Victoria Junior College offers a plethora of overseas exchange programs, such that we often see foreign students around in our school campus, accompanied by their local buddies, soaking in our school life and atmosphere. But how much do we truly know about them? The Victorian Press sat down with Klaus Grobner to find out more about him and his experience in VJC and Singapore in the past month.
It is often said that it’s the people who make up the school. In a population of 1600, the VJ spirit that comes from the students has become a familiar and indispensable facet of VJC. Having experienced this environment for a while, Klaus expressed that he “really [likes] the students here. The people here are very nice to me. And I really appreciate that”. VJ’s warm and homely atmosphere has never failed to appeal to students – and Klaus is no exception.
While this place still remains a tucked-away mystery to many students, the Igloo, a great hangout place for the few students who know about it has become Klaus’s favorite place in VJC. It was where he learnt to “play pool for the first time”, a game which he thoroughly enjoyed.
The Igloo appears to be underutilized by VJ students, although the purpose of the room, which is for students to destress and bond with each other should have made it one of the more popular places in our school. One would probably consider the library a more popular place, where most of us go to to clear our workload. This is probably why Klaus “[doesn’t think he could] live here and study here because it’s just too much for [him], despite the welcoming and accepting culture of VJC. He states that [it’s] too much work [which is] way too intense for [him].”, He explained further by outlining the differences between his school and ours. He commented, “In Davos I can do my homework on my bus ride to the school…in 20 minutes at most.”, a concept perhaps totally foreign to us. Not only that, Klaus doesn’t have lectures in his school. In fact, when asked what he thought of our lectures, he remarked (without any guilt) that he was not used to it and “slept through all of them”. This is probably something we all can empathize with, having been in his shoes after spending late nights dealing with our heavy workload.
Klaus’s sense of humor was evident in his presentation to the school and his answers in the interview. When asked for a word that encapsulated his personality, Klaus paused and weighed his options, ultimately defining himself as “lazy” with a sheepish smile. Isaac agreed, commenting that “that works”.

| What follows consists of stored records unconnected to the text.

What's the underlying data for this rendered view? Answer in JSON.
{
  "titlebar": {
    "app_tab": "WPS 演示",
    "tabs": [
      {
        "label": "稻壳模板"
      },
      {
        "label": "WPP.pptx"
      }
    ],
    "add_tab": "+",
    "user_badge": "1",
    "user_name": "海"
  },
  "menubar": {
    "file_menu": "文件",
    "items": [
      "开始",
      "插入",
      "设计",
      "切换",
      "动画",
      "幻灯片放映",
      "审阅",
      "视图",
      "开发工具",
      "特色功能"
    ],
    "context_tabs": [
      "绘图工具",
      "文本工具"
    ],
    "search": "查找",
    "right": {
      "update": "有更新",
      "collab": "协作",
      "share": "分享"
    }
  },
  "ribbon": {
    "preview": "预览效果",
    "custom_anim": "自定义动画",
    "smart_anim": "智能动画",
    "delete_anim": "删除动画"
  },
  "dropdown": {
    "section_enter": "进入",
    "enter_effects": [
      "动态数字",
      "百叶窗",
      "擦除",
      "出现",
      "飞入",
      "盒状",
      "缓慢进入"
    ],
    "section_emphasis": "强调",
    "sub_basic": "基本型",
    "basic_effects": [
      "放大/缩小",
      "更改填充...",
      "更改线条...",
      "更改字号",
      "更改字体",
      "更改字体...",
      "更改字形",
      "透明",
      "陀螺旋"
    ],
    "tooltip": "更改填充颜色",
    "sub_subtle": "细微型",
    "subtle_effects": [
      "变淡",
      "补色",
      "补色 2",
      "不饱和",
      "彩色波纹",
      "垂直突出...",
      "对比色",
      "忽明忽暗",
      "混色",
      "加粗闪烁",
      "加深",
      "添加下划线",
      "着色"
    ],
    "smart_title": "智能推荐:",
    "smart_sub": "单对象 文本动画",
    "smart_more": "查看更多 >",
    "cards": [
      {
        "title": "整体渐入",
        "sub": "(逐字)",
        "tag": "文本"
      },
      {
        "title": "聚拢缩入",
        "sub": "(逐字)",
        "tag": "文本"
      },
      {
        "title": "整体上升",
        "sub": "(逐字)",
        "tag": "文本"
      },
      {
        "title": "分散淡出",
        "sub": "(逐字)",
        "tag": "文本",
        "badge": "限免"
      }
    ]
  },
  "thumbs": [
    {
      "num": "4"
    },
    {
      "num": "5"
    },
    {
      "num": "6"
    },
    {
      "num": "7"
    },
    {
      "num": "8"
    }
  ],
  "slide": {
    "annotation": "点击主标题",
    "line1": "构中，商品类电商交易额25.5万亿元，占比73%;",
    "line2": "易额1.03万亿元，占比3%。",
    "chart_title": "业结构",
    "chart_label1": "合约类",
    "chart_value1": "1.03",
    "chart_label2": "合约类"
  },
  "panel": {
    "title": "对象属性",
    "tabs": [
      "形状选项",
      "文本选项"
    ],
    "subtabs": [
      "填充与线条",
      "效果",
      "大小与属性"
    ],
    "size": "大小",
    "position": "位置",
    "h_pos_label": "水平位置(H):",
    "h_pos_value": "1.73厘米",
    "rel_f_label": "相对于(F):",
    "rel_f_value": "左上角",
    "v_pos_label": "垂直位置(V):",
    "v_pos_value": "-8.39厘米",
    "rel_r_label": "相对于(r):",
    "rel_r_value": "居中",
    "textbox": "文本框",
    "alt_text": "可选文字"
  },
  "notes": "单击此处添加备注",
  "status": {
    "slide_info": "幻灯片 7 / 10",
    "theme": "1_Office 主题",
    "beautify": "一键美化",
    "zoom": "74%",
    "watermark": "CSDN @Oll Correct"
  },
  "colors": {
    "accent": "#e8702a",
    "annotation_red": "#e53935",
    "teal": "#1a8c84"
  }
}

Moving beyond VJC, we asked Klaus about his journey in our red dot so far. One attraction he identified as a place to check off on his bucket list was our S.E.A Aquarium. Perhaps it wasn’t simply the tanked underwater creatures that drew him to it, but the air conditioned blast in the enclosed area. The perpetual heat in Singapore, with temperatures regularly skyrocketing off the charts is something we have all gotten used to. Complaining about the weather has become second nature for us. Consequently, many of us sleep without our blankets to gain some comfort at night, a pathetic and futile attempt in Singapore’s torrid weather. To Klaus, whose motherland is the polar opposite of Singapore, this idea of sleeping bereft of blankets, an instinctive action for us, is taken to be strange, and it was clear that he found our weather the hardest to adapt to in this trip.
When asked about his favourite food, Klaus told us that he couldn’t remember the name of the dish that he had thoroughly enjoyed, and proceeded to gesture and describe it instead, much to our amusement. He spoke of a wooden, hollow and round container filled with food, which we initially assumed to be claypot. As he continued to speak of how the container had soup and that steam came out from it, we started to think that he could be talking about dim sum instead, but our suspicions were only truly confirmed after Klaus spent time searching through his phone and found a picture of the delicious meal he had with some of his previous buddy’s friends.
It was a thoroughly enjoyable conversation with Klaus, and further insights were gained on what he thought of regarding the experiences this trip had offered him. His responses do show how foreign exchange programmes are indeed enriching and eye opening, and are indeed worth joining. Perhaps, it’s not the multiple friendships forged or proliferation of learning opportunities that make the trip fulfilling, but the ability to adapt and assimilate into the culture (and weather) of a foreign place that leads to personal growth and development beyond the boundaries of the classroom-which is the essence of venturing on overseas trips.